Errrr. That's it, now if you would please be on your way and go sell the Yen again!
All
work
and
no
play
makes
Hank
Sadakazu
& Zhou
dull
boys.
.syob llud uohz & uzakadaS, knaH yalp on dna krow llA .syob llud uohz & uzakadaS, knaH yalp on dna krow llA .syob llud uohz & uzakadaS, knaH yalp on dna krow llA .syob llud uohz & uzakadaS, knaH yalp on dna krow llA .syob llud uohz & uzakadaS, knaH yalp on dna krow llA .syob llud uohz & uzakadaS, knaH yalp on dna krow llA .syob llud uohz & uzakadaS, knaH yalp on dna krow llA .syob llud uohz & uzakadaS, knaH yalp on dna krow llA .syob llud uohz & uzakadaS, knaH yalp on dna krow llA .syob llud uohz & uzakadaS, knaH yalp on dna krow llA .syob llud uohz & uzakadaS, knaH yalp on dna krow llA .syob llud uohz & uzakadaS, knaH yalp on dna krow llA .syob llud uohz & uzakadaS, knaH yalp on dna krow llA .syob llud uohz & uzakadaS, knaH yalp on dna krow llA .syob llud uohz & uzakadaS, knaH yalp on dna krow llA
A L L W O R K A N D N O P L A Y M A K E S H A N K , S A D A K A Z U A N D Z H O U D U L L B O Y S . A L L W O R K A N D N O P L A Y M A K E S H A N K , S A D A K A Z U A N D Z H O U D U L L B O Y S. A L L W O R K A N D N O P L A Y M A K E S H A N K , S A D A K A Z U A N D Z H O U D U L L B O Y S. A L L W O R K A N D N O P L A Y M A K E S H A N K , S A D A K A Z U A N D Z H O U D U L L B O Y S
All work and no play makes Hank, Sadakazu & Zhou dull boys.
All work and no play makes Hank, Sadakazu & Zhou dull boys.
All work and no play makes Hank, Sadakazu & Zhou dull boys.
All work and no play makes Hank, Sadakazu & Zhou dull boys.
All work and no play makes Hank, Sadakazu & Zhou dull boys.
All work and no play makes Hank, Sadakazu & Zhou dull boys.
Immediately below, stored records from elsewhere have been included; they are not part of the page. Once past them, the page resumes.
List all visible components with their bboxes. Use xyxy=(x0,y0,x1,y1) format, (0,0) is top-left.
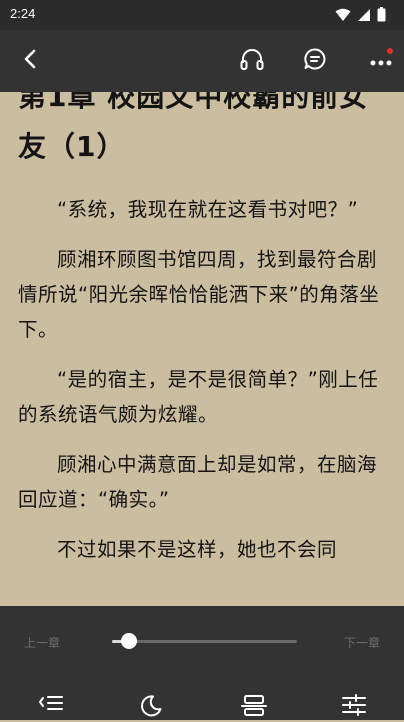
notification-dot xyxy=(387,48,393,54)
top-toolbar xyxy=(0,30,404,92)
paragraph: 不过如果不是这样，她也不会同 xyxy=(57,538,338,561)
toc-icon xyxy=(38,694,64,718)
status-time: 2:24 xyxy=(10,6,36,21)
prev-chapter-button[interactable]: 上一章 xyxy=(24,634,60,651)
next-chapter-button[interactable]: 下一章 xyxy=(344,634,380,651)
settings-sliders-icon xyxy=(341,694,367,720)
reading-area[interactable]: 第1章 校园文中校霸的前女友（1） “系统，我现在就在这看书对吧？” 顾湘环顾图… xyxy=(18,72,390,608)
battery-icon xyxy=(377,7,386,26)
bottom-panel: 上一章 下一章 xyxy=(0,606,404,720)
paragraph: “系统，我现在就在这看书对吧？” xyxy=(57,198,359,221)
page-layout-icon xyxy=(241,694,267,720)
chevron-left-icon xyxy=(20,48,40,74)
paragraph: 顾湘环顾图书馆四周，找到最符合剧情所说“阳光余晖恰恰能洒下来”的角落坐下。 xyxy=(18,248,380,341)
signal-icon xyxy=(357,7,371,26)
more-dots-icon xyxy=(369,52,393,71)
more-button[interactable] xyxy=(367,47,395,75)
paragraph: 顾湘心中满意面上却是如常，在脑海回应道：“确实。” xyxy=(18,453,378,511)
progress-slider-thumb[interactable] xyxy=(120,633,137,649)
status-icons xyxy=(335,7,386,26)
listen-button[interactable] xyxy=(238,47,266,75)
toc-button[interactable] xyxy=(36,694,66,722)
reader-page: 第1章 校园文中校霸的前女友（1） “系统，我现在就在这看书对吧？” 顾湘环顾图… xyxy=(0,0,404,720)
progress-slider[interactable] xyxy=(112,640,297,643)
night-mode-button[interactable] xyxy=(136,694,166,722)
comment-button[interactable] xyxy=(301,47,329,75)
night-mode-icon xyxy=(139,694,163,722)
headphones-icon xyxy=(239,47,265,75)
paragraph: “是的宿主，是不是很简单？”刚上任的系统语气颇为炫耀。 xyxy=(18,368,379,426)
comment-icon xyxy=(303,47,327,75)
back-button[interactable] xyxy=(16,47,44,75)
status-bar: 2:24 xyxy=(0,0,404,30)
page-layout-button[interactable] xyxy=(239,694,269,722)
settings-button[interactable] xyxy=(339,694,369,722)
wifi-icon xyxy=(335,7,351,26)
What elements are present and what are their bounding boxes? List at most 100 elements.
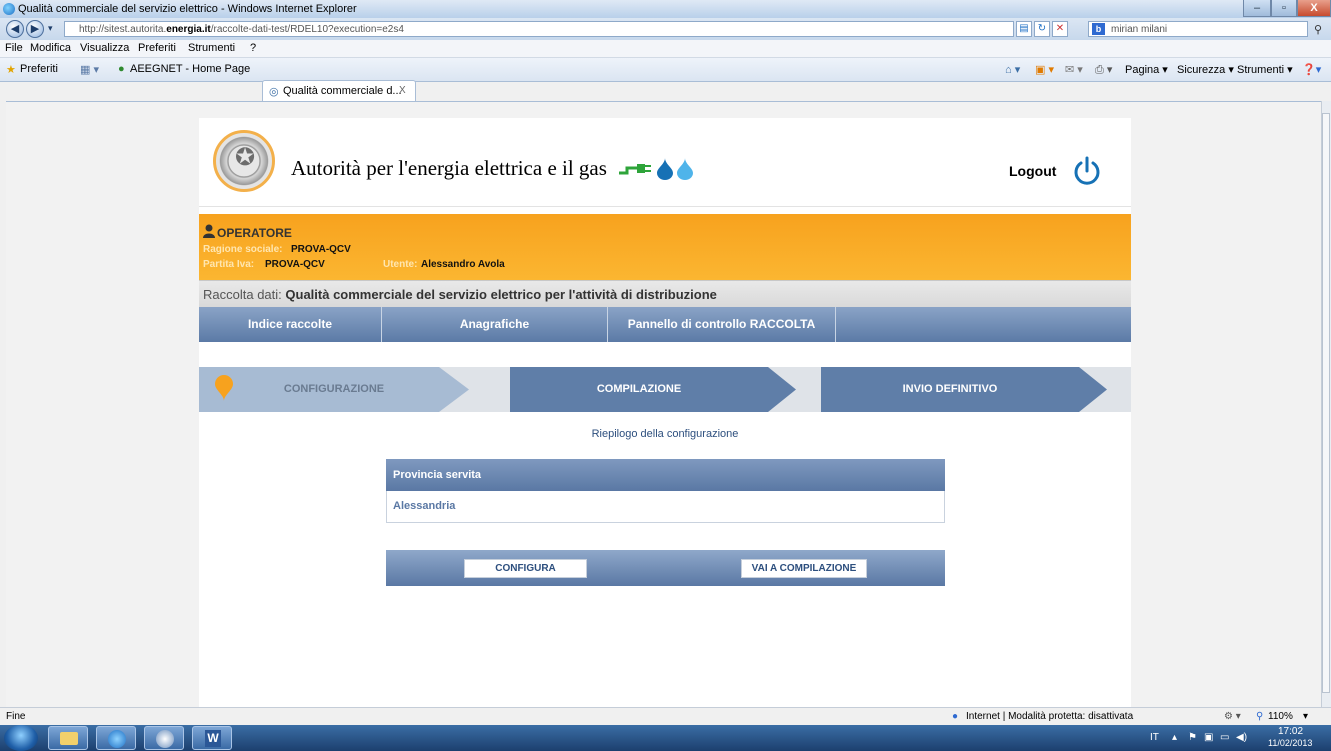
step-compilazione[interactable]: COMPILAZIONE bbox=[510, 367, 796, 412]
volume-icon[interactable]: ◀) bbox=[1236, 732, 1247, 743]
home-icon[interactable]: ⌂ ▾ bbox=[1005, 63, 1020, 76]
raccolta-value: Qualità commerciale del servizio elettri… bbox=[285, 287, 717, 302]
operator-title: OPERATORE bbox=[217, 226, 292, 240]
action-bar: CONFIGURA VAI A COMPILAZIONE bbox=[386, 550, 945, 586]
nav-indice-raccolte[interactable]: Indice raccolte bbox=[199, 307, 382, 342]
window-titlebar: Qualità commerciale del servizio elettri… bbox=[0, 0, 1331, 19]
ragione-label: Ragione sociale: bbox=[203, 244, 283, 255]
minimize-button[interactable]: – bbox=[1243, 0, 1271, 17]
page-menu[interactable]: Pagina ▾ bbox=[1125, 63, 1168, 76]
search-input[interactable]: mirian milani bbox=[1088, 21, 1308, 37]
zoom-level[interactable]: 110% bbox=[1268, 711, 1293, 722]
menu-strumenti[interactable]: Strumenti bbox=[188, 42, 235, 54]
gas-drop-icon bbox=[657, 158, 673, 180]
nav-anagrafiche[interactable]: Anagrafiche bbox=[382, 307, 608, 342]
workflow-steps: CONFIGURAZIONE COMPILAZIONE INVIO DEFINI… bbox=[199, 367, 1131, 412]
url-suffix: /raccolte-dati-test/RDEL10?execution=e2s… bbox=[210, 24, 404, 35]
browser2-taskbar-icon[interactable] bbox=[144, 726, 184, 750]
piva-label: Partita Iva: bbox=[203, 259, 255, 270]
raccolta-line: Raccolta dati: Qualità commerciale del s… bbox=[199, 280, 1131, 307]
protected-mode-icon[interactable]: ⚙ ▾ bbox=[1224, 711, 1241, 722]
clock-date[interactable]: 11/02/2013 bbox=[1268, 738, 1312, 748]
history-dropdown-icon[interactable]: ▾ bbox=[48, 23, 53, 34]
nav-pannello-controllo[interactable]: Pannello di controllo RACCOLTA bbox=[608, 307, 836, 342]
logout-link[interactable]: Logout bbox=[1009, 163, 1056, 179]
globe-icon: ● bbox=[952, 711, 959, 722]
ie-icon bbox=[3, 3, 15, 15]
favorites-bar: ★ Preferiti ▦ ▾ ● AEEGNET - Home Page ⌂ … bbox=[0, 58, 1331, 82]
feeds-icon[interactable]: ▣ ▾ bbox=[1035, 63, 1054, 76]
raccolta-text: Raccolta dati: Qualità commerciale del s… bbox=[203, 287, 717, 302]
mail-icon[interactable]: ✉ ▾ bbox=[1065, 63, 1083, 76]
maximize-button[interactable]: ▫ bbox=[1271, 0, 1297, 17]
refresh-icon[interactable]: ↻ bbox=[1034, 21, 1050, 37]
tab-close-icon[interactable]: X bbox=[399, 85, 406, 96]
org-name: Autorità per l'energia elettrica e il ga… bbox=[291, 156, 607, 180]
favorites-button[interactable]: Preferiti bbox=[20, 63, 58, 75]
security-menu[interactable]: Sicurezza ▾ bbox=[1177, 63, 1234, 76]
status-text: Fine bbox=[6, 711, 26, 722]
zoom-icon: ⚲ bbox=[1256, 711, 1264, 722]
step-invio-label: INVIO DEFINITIVO bbox=[902, 383, 998, 395]
step-configurazione[interactable]: CONFIGURAZIONE bbox=[199, 367, 469, 412]
search-icon[interactable]: ⚲ bbox=[1314, 23, 1322, 36]
plug-icon bbox=[619, 164, 651, 175]
tab-page-icon: ◎ bbox=[269, 86, 279, 98]
nav-bar: Indice raccolte Anagrafiche Pannello di … bbox=[199, 307, 1131, 342]
stop-icon[interactable]: ✕ bbox=[1052, 21, 1068, 37]
utente-value: Alessandro Avola bbox=[421, 259, 505, 270]
back-icon[interactable]: ◀ bbox=[6, 20, 24, 38]
compat-view-icon[interactable]: ▤ bbox=[1016, 21, 1032, 37]
search-provider-icon: b bbox=[1092, 23, 1105, 35]
page-container: ✪ Autorità per l'energia elettrica e il … bbox=[199, 118, 1131, 707]
aeegnet-link[interactable]: AEEGNET - Home Page bbox=[130, 63, 250, 75]
table-row: Alessandria bbox=[386, 491, 945, 523]
help-icon[interactable]: ❓▾ bbox=[1302, 63, 1321, 76]
status-bar: Fine ● Internet | Modalità protetta: dis… bbox=[0, 707, 1331, 726]
user-icon bbox=[203, 224, 215, 238]
language-indicator[interactable]: IT bbox=[1150, 732, 1159, 743]
tray-display-icon[interactable]: ▭ bbox=[1220, 732, 1229, 743]
ie-taskbar-icon[interactable] bbox=[96, 726, 136, 750]
url-domain: energia.it bbox=[166, 24, 211, 35]
menu-preferiti[interactable]: Preferiti bbox=[138, 42, 176, 54]
url-prefix: http://sitest.autorita. bbox=[79, 24, 167, 35]
power-icon[interactable] bbox=[1072, 156, 1102, 186]
print-icon[interactable]: ⎙ ▾ bbox=[1095, 63, 1112, 77]
configura-button[interactable]: CONFIGURA bbox=[464, 559, 587, 578]
close-window-button[interactable]: X bbox=[1297, 0, 1331, 17]
menu-file[interactable]: File bbox=[5, 42, 23, 54]
address-input[interactable]: http://sitest.autorita.energia.it/raccol… bbox=[64, 21, 1014, 37]
taskbar: W IT ▴ ⚑ ▣ ▭ ◀) 17:02 11/02/2013 bbox=[0, 725, 1331, 751]
menu-bar: File Modifica Visualizza Preferiti Strum… bbox=[0, 40, 1331, 58]
tools-menu[interactable]: Strumenti ▾ bbox=[1237, 63, 1293, 76]
forward-icon[interactable]: ▶ bbox=[26, 20, 44, 38]
site-header: ✪ Autorità per l'energia elettrica e il … bbox=[199, 118, 1131, 207]
menu-help[interactable]: ? bbox=[250, 42, 256, 54]
tray-expand-icon[interactable]: ▴ bbox=[1172, 732, 1177, 743]
vai-compilazione-button[interactable]: VAI A COMPILAZIONE bbox=[741, 559, 867, 578]
step-invio-definitivo[interactable]: INVIO DEFINITIVO bbox=[821, 367, 1107, 412]
address-row: ◀ ▶ ▾ http://sitest.autorita.energia.it/… bbox=[0, 18, 1331, 40]
address-tools: ▤ ↻ ✕ bbox=[1016, 21, 1072, 37]
utente-label: Utente: bbox=[383, 259, 418, 270]
operator-panel: OPERATORE Ragione sociale: PROVA-QCV Par… bbox=[199, 214, 1131, 280]
menu-visualizza[interactable]: Visualizza bbox=[80, 42, 129, 54]
menu-modifica[interactable]: Modifica bbox=[30, 42, 71, 54]
scrollbar-thumb[interactable] bbox=[1322, 113, 1330, 693]
word-taskbar-icon[interactable]: W bbox=[192, 726, 232, 750]
tray-network-icon[interactable]: ▣ bbox=[1204, 732, 1213, 743]
tray-flag-icon[interactable]: ⚑ bbox=[1188, 732, 1197, 743]
quick-tabs-icon[interactable]: ▦ ▾ bbox=[80, 63, 99, 76]
zoom-dropdown-icon[interactable]: ▾ bbox=[1303, 711, 1308, 722]
explorer-taskbar-icon[interactable] bbox=[48, 726, 88, 750]
riepilogo-heading: Riepilogo della configurazione bbox=[591, 428, 739, 440]
tab-active[interactable]: ◎ Qualità commerciale d... X bbox=[262, 80, 416, 102]
table-header-provincia: Provincia servita bbox=[386, 459, 945, 491]
clock-time[interactable]: 17:02 bbox=[1278, 726, 1303, 737]
tab-label: Qualità commerciale d... bbox=[283, 85, 402, 97]
zone-text[interactable]: Internet | Modalità protetta: disattivat… bbox=[966, 711, 1133, 722]
start-button[interactable] bbox=[4, 725, 38, 751]
star-icon: ★ bbox=[6, 64, 16, 76]
step-compilazione-label: COMPILAZIONE bbox=[596, 383, 682, 395]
All work and no play makes Hank, Sadakazu & Zhou dull boys.
All work and no play makes Hank, Sadakazu & Zhou dull boys.
All work and no play makes Hank, Sadakazu & Zhou dull boys.
Errrr. That's it, now if you would please be on your way and go sell the Yen again!